Functional tests check that the client API is working as expected. These can be run against any endpoint claiming to support the Swift API (although some tests require multiple accounts with different privilege levels). These are "black box" tests that ensure that client apps written against Swift will continue to work.

Probe tests are "white box" tests that validate the internal workings of a Swift cluster. They are written to work against the "SAIO - Swift All In One" dev environment. For example, a probe test may create an object, delete one replica, and ensure that the background consistency processes find and correct the error.

You can run unit tests with .unittests, functional tests with .functests, and probe tests with .probetests. There is an additional .alltests script that wraps the other three.

Code Organization

  • bin/: Executable scripts that are the processes run by the deployer
  • doc/: Documentation
  • etc/: Sample config files
  • examples/: Config snippets used in the docs
  • swift/: Core code
    • account/: account server
    • cli/: code that backs some of the CLI tools in bin/
    • common/: code shared by different modules
      • middleware/: "standard", officially-supported middleware
      • ring/: code implementing Swift's ring
    • container/: container server
    • locale/: internationalization (translation) data
    • obj/: object server
    • proxy/: proxy server
  • test/: Unit, functional, and probe tests

Data Flow

Swift is a WSGI application and uses eventlet's WSGI server. After the processes are running, the entry point for new requests is the Application class in swift/proxy/server.py. From there, a controller is chosen, and the request is processed. The proxy may choose to forward the request to a back- end server. For example, the entry point for requests to the object server is the ObjectController class in swift/obj/server.py.

For Deployers

Deployer docs are also available at http://docs.openstack.org/developer/swift/. A good starting point is at http://docs.openstack.org/developer/swift/deployment_guide.html

There is an ops runbook that gives information about how to diagnose and troubleshoot common issues when running a Swift cluster.

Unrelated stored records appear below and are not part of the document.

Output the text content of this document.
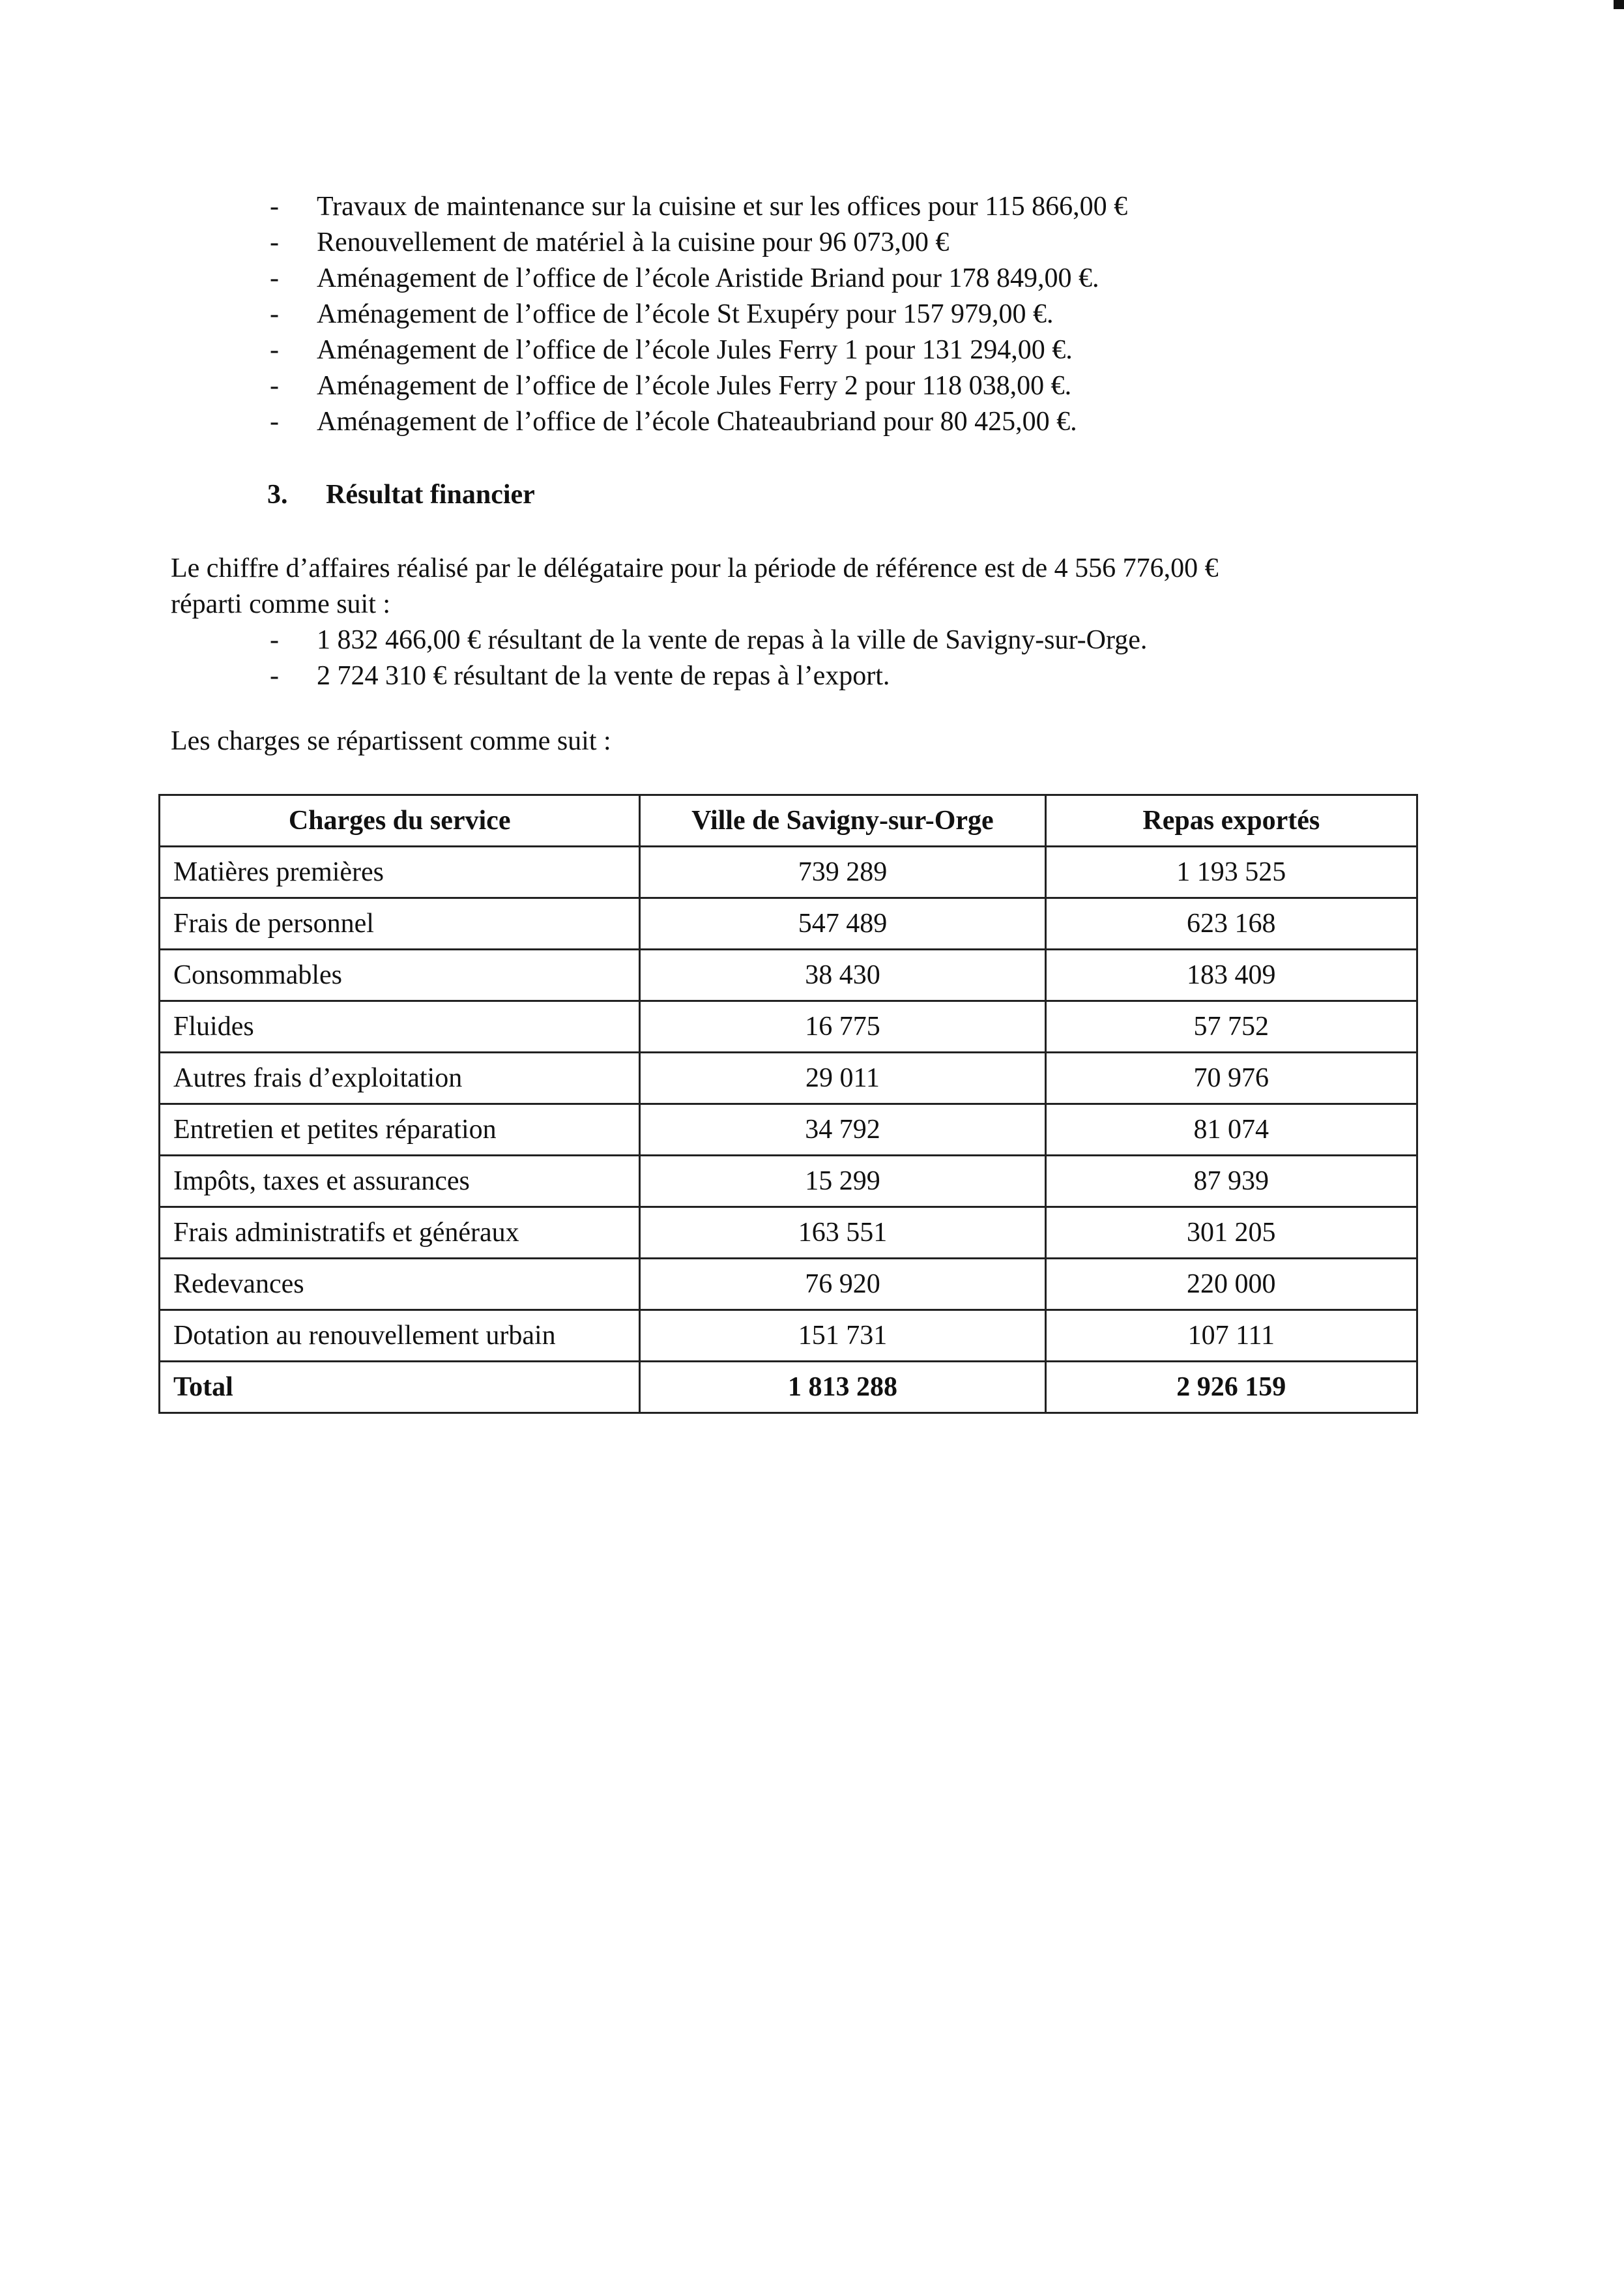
- Travaux de maintenance sur la cuisine et sur les offices pour 115 866,00 €
- Renouvellement de matériel à la cuisine pour 96 073,00 €
- Aménagement de l’office de l’école Aristide Briand pour 178 849,00 €.
- Aménagement de l’office de l’école St Exupéry pour 157 979,00 €.
- Aménagement de l’office de l’école Jules Ferry 1 pour 131 294,00 €.
- Aménagement de l’office de l’école Jules Ferry 2 pour 118 038,00 €.
- Aménagement de l’office de l’école Chateaubriand pour 80 425,00 €.
3. Résultat financier

Le chiffre d’affaires réalisé par le délégataire pour la période de référence est de 4 556 776,00 €

réparti comme suit :

- 1 832 466,00 € résultant de la vente de repas à la ville de Savigny-sur-Orge.
- 2 724 310 € résultant de la vente de repas à l’export.
Les charges se répartissent comme suit :
Charges du service	Ville de Savigny-sur-Orge	Repas exportés
Matières premières	739 289	1 193 525
Frais de personnel	547 489	623 168
Consommables	38 430	183 409
Fluides	16 775	57 752
Autres frais d’exploitation	29 011	70 976
Entretien et petites réparation	34 792	81 074
Impôts, taxes et assurances	15 299	87 939
Frais administratifs et généraux	163 551	301 205
Redevances	76 920	220 000
Dotation au renouvellement urbain	151 731	107 111
Total	1 813 288	2 926 159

You can run functional tests against a swift cluster with .functests. These functional tests require /etc/swift/test.conf to run. A sample config file can be found in this source tree in test/sample.conf.

For Client Apps

For client applications, official Python language bindings are provided at http://github.com/openstack/python-swiftclient.

Complete API documentation at http://docs.openstack.org/api/openstack-object-storage/1.0/content/

There is a large ecosystem of applications and libraries that support and work with OpenStack Swift. Several are listed on the associated projects page.